Я стоял напротив них, потеряв способность двигаться, и постепенно меня охватывало глубокое, едва ли не религиозное благоговение. Они выглядели поразительно неземными. И не из-за их внушительности, не из-за формы и непривычного цвета. Нет. Во многом, в невыразимо большей степени это объяснялось их одинаковыми, как будто определенными по единой колодке, размерами и особенно строгим порядком, в котором они были расположены по отношению друг к другу. Именно эта симметричность шокировала, в ее — может быть, не только кажущейся — разумности было что-то затаенное, я бы даже сказал зловещее. Словно я стою перед фигурами непонятной гигантской игры, и они в любой момент могут быть передвинуты чьей-то гигантской рукой, застывшей над ними… и надо мной из-за все еще не определенного первого хода. А случись это — и ни одно человеческое существо не сможет сделать ответный ход.
Я восстановил, хотя и не без усилий, свое деловое настроение и начал спускаться в низину решительным шагом, силой инерции преобразованным вскоре в шумное и тревожное движение. Спустившись вниз, я остановился и развернул карту Да, Фаулер спрятал трейлер еще за первым конусом, мимо которого прошел. Значит, более вероятно, что он действовал целенаправленно, с заранее обдуманным намерением, а не под натиском сложившихся обстоятельств. Я переступил черту, которая отделяла «почву» от «скальной площади» — между ними, как и между растительными участками, не было никакого перехода, никакой естественной смены. И вообще мысль о внешнем и преднамеренном вмешательстве в облик Эйрены напрашивалась буквально на каждом шагу. И если она была верной, то фоном каких событий должны были послужить эти планетарные декорации?
Я пошел к отмеченному на карте месту. Поверхность вокруг была неровная, целиком покрытая тем же стекловидным веществом, из которого были сформированы и конусы. К моему удивлению, оно оказалось достаточно податливым — отпечатки шагов как бы вдалбливались в него, потом как-то закругляли свои контуры и медленно начинали уменьшаться. А как же глубоко завяз трейлер, спросил себя я, но даже и не попытался ответить. Раз он был юсианским, все мои догадки были бы далеки от истины. Однако, было ясно, что если вообще он и оставил какие-то следы, то теперь от них уже не было даже воспоминаний.
Я приблизился к первому конусу. У основания он вовсе не был таким зеркально гладким, как в более высокой части и на вершине. Наоборот, здесь на его поверхности виднелись бесчисленные складки, выпуклости, углубления… Мне пришло в голову, что вся эта картина, которую я наблюдал с перевала, а сейчас рассматривал в деталях, могла бы быть сделана очень элементарным, просто-таки детским способом.
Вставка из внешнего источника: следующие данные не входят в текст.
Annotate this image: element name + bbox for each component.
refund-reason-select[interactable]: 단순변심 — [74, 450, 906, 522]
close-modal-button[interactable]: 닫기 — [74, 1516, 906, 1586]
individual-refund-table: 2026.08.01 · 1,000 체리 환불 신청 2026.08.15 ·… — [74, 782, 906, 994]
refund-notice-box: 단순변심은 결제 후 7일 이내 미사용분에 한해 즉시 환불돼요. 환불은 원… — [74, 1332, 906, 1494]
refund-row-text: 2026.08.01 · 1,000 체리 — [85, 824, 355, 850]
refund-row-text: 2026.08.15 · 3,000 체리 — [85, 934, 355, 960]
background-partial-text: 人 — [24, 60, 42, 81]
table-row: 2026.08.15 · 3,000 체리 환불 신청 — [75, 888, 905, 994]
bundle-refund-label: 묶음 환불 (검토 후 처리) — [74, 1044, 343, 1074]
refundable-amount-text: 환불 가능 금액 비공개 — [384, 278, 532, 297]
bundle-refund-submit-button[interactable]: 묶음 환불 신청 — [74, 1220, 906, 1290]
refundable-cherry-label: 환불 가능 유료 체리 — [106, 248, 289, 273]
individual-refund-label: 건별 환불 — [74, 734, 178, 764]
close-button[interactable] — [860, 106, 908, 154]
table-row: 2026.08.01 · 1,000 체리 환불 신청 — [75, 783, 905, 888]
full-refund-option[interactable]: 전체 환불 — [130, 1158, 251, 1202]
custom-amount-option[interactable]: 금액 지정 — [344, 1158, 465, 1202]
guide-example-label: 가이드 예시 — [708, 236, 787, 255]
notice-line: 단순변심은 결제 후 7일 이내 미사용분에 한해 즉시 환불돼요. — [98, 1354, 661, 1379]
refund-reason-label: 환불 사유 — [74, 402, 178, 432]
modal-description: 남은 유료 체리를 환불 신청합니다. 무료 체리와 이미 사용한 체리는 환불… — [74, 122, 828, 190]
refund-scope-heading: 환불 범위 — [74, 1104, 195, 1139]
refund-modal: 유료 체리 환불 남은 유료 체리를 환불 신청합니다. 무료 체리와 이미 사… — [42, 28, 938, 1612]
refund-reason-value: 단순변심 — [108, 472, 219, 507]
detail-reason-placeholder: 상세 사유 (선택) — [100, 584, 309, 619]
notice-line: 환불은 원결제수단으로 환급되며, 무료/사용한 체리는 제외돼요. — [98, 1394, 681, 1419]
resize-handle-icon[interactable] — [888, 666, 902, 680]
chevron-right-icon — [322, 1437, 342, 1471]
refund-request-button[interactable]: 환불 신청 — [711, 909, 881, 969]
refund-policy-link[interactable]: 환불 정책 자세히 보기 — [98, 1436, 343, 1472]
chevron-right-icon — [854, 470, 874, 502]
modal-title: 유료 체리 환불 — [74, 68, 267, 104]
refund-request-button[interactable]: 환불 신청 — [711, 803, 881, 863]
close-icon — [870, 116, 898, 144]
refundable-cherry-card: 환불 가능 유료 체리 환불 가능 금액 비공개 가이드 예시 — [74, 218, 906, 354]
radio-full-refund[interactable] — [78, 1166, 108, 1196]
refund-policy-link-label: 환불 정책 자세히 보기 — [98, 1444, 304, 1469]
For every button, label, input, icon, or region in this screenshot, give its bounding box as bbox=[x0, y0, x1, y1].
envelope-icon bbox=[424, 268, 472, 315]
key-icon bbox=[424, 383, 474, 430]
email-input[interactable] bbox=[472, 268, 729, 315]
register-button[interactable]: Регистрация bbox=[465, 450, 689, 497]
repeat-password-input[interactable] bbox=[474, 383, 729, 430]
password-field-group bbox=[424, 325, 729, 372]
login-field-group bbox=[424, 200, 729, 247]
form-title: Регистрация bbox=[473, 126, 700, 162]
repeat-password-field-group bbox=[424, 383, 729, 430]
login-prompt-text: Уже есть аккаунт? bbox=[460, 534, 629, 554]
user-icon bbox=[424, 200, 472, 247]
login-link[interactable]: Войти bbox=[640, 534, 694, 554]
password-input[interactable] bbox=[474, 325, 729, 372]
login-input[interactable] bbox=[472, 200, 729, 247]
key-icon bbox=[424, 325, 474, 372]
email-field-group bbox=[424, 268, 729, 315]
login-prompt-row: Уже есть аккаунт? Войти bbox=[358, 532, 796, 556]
Для этого на какую-то плоскость выливается горячая смола, и когда она начнет остывать, из нее вытягивают нужные фигуры, в данном случае конусы. Затем их до определенной высоты заглаживают с помощью, скажем, куска фольги, потом все, что получилось, окрашивают, и дело с концом. С концом, только, увы, воображаемая картинка даже в сильно уменьшенном масштабе никак не вселяла в меня бодрость. Человек чувствует себя ничтожным перед созданными им пирамидами и соборами, что уж говорить об этих таинственных исполинах.